Le New Age « produit » et les mouvements écologistes

Les consommateurs – population New Age qui comporte une forte proportion de personnes âgées, et dont l’approche est globalement moins novatrice – ont une perception du monde marquée par le dualisme, liée à une nostalgie de l’âge d’or. Quand ils s’impliquent au niveau politique, le font rarement dans des mouvements radicaux. Ils auront ainsi tendance à s’investir dans des mouvements écologistes traditionnels, ou dans des actes de « guérison de la planète ». Les mouvements écologistes traditionnels dépendent souvent de dons de particuliers et de participations financières de la part de leurs adhérents, sous forme de souscription à des magazines ou de cotisation annuelle. Ce type de participation correspond aux capacités d’action d’une population aisée et disposant parfois de peu de temps (cadres supérieurs), parfois de peu d’énergie physique et/ou de goût du risque (personnes âgées). La relation au New Age et aux thématiques écologistes est celle du consommateur à un produit.

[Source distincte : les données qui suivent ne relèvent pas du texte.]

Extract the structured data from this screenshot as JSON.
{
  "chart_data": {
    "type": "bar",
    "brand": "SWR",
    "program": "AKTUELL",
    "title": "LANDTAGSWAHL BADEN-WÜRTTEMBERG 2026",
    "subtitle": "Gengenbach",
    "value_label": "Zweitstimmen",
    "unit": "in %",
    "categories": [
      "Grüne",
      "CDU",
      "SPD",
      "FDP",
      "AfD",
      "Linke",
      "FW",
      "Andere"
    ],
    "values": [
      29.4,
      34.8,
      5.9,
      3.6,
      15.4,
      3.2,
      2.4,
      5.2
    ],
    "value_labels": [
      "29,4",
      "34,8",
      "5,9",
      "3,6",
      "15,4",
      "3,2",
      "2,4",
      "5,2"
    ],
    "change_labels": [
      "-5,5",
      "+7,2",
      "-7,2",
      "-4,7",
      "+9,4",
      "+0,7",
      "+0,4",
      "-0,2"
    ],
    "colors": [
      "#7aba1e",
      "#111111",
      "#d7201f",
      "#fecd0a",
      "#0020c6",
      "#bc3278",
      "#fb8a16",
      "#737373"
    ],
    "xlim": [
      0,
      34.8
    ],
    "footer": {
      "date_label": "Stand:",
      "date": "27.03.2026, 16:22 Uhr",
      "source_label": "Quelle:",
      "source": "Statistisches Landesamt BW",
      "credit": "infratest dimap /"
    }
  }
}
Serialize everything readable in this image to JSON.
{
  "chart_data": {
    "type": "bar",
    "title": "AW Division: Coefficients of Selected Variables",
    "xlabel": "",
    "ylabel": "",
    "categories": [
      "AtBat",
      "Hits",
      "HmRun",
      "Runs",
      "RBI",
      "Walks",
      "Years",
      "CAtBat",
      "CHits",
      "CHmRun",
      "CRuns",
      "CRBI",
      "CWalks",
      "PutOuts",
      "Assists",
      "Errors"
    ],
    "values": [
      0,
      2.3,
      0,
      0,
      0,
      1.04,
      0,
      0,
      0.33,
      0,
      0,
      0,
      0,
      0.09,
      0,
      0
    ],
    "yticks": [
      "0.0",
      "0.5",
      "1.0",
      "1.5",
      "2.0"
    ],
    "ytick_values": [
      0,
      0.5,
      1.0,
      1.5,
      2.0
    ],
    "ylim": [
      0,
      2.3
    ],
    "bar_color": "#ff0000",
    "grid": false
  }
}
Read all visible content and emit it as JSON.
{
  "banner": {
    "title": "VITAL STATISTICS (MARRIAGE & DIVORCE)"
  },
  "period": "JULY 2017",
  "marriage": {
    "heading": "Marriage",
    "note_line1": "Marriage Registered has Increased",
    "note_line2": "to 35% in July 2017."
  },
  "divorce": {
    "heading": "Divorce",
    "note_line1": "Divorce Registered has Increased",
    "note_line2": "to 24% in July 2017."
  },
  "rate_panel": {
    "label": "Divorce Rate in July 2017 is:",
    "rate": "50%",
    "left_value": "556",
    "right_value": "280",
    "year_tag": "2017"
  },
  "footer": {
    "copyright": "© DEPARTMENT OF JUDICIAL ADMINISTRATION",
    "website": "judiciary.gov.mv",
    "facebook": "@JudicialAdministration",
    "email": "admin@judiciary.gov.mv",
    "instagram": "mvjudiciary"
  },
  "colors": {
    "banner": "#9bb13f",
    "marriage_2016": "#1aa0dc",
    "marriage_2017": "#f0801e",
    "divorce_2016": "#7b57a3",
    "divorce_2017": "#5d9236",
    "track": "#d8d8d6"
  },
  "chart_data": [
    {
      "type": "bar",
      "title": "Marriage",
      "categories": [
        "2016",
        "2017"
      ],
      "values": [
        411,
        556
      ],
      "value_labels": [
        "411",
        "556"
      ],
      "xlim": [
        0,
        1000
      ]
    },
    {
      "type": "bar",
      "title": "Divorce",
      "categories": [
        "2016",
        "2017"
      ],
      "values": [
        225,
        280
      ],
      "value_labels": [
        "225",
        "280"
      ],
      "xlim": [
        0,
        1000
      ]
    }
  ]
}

Comme nous l’avons déjà mentionné plus haut, (cf. supra, Chapitre VIII.A.2.), les personnes âgées dans le New Age ont conscience d’un lien qui les relie à la nature, puisqu’elles représentent une continuité entre pré-modernité rurale et « naturelle », et la période contemporaine. Dans la perspective écologique, paradoxalement les anciens – logiquement plus tournés vers le passé que vers l’avenir – sont plus à même de développer une vision à long terme, de s’extraire de la temporalité et de l’absorption dans le présent pour considérer l’évolution de la planète en termes de générations :

‘With this shift in awareness, we can more easily grasp in our guts that plundering the Earth of its precious resources and mortgaging our children's futures for short‑term profit are clearly devolutionary. Taking the long view redirects our values away from our current shortsighted and mistaken materialism. It also gives us the wisdom and inspiration to begin the reclamation of our endangered planet.’ ‘Because elders have “graduated” from the concerns of family and career, they are eminently qualified to serve as caretakers of the environment, 687 according to Brooke Medicine Eagle, a healer and teacher of Crow‑Lakota descent. In assuming their special vocation, seniors in the dominant society can draw upon the example of Native American tribal elders, known as wisdomkeepers because of their connectedness to Spirit and the natural world. 688

Les consommateurs de New Age peuvent aussi être des « guérisseurs de Gaïa », partant du principe qu’il faut participer au retour de l’harmonie perdue. L’état de tension, de désunion, de conflit, peut être résolu, l’âge d’or peut être restauré par le biais de pratiques magiques, incantatoires et célébrationnelles, tirées de l’enseignement des rares peuples qui aient gardé intact cet état d’harmonie entre l’homme et la nature. La magie restauratrice est l’un des types les plus répandus (rétablir la pureté originelle d’une histoire d’amour menacée par une ingérence extérieure, par exemple). En cela, les consommateurs se détachent de la vision judéo-chrétienne, où la déchéance serait conséquence d’une faute interne et intériorisée. Ici, l’élément perturbateur est extérieur : la technologie, la science, toutes choses que l’individu parvient toujours à situer dans une périphérie. G. Rossi souligne l’omniprésence de la thématique du retour, en dépit de son absurdité scientifique et environnementale :

‘Les écosystèmes sont l’objet de perpétuelles transformations. Vouloir les figer dans leur état actuel ou vouloir retourner aux situations passées ne sont que des utopies. L’élimination de l’homme ne pourra en aucun cas permettre un retour à des situations antérieures dont nous ignorons d’ailleurs à peu près tout ; elle suscitera simplement un écosystème différent. Pourtant, le thème du « retour » est récurrent chez les écologistes et dans beaucoup de publications scientifiques. 689

Dans le domaine environnemental plus que tout autre, le New Age est proche du courant majoritaire (« mainstream »). En effet, l’écologie dans son ensemble demeure une préoccupation alternative. La relation ambiguë des religions de la nature avec la notion d’américanité joue aussi de ce double positionnement : intégré dans une tradition contestataire américaine, qui s’appuie sur des concepts tels que l’individualisme, l’anti-institutionnalisme, ou le libertarisme, l’écologie New Age peut ainsi dénoncer les dérives que l’appareil technologique et moderne génère. Si les New Agers consommateurs et les utilisateurs s’investissent dans des pratiques opposées, ils n’en demeurent pas moins attachés à une conception classique du rôle de l’Etat et de la forme de contestation politique.

Notes
687.

Point important pour le militantisme en général.

688.

Z. Schachter-Shalomi, R. Miller, From Age-ing to Sage-ing, p. 141.

689.

G. Rossi, L’Ingérence écologique: Environnement et développement rural du Nord au Sud, 2000, p. 22.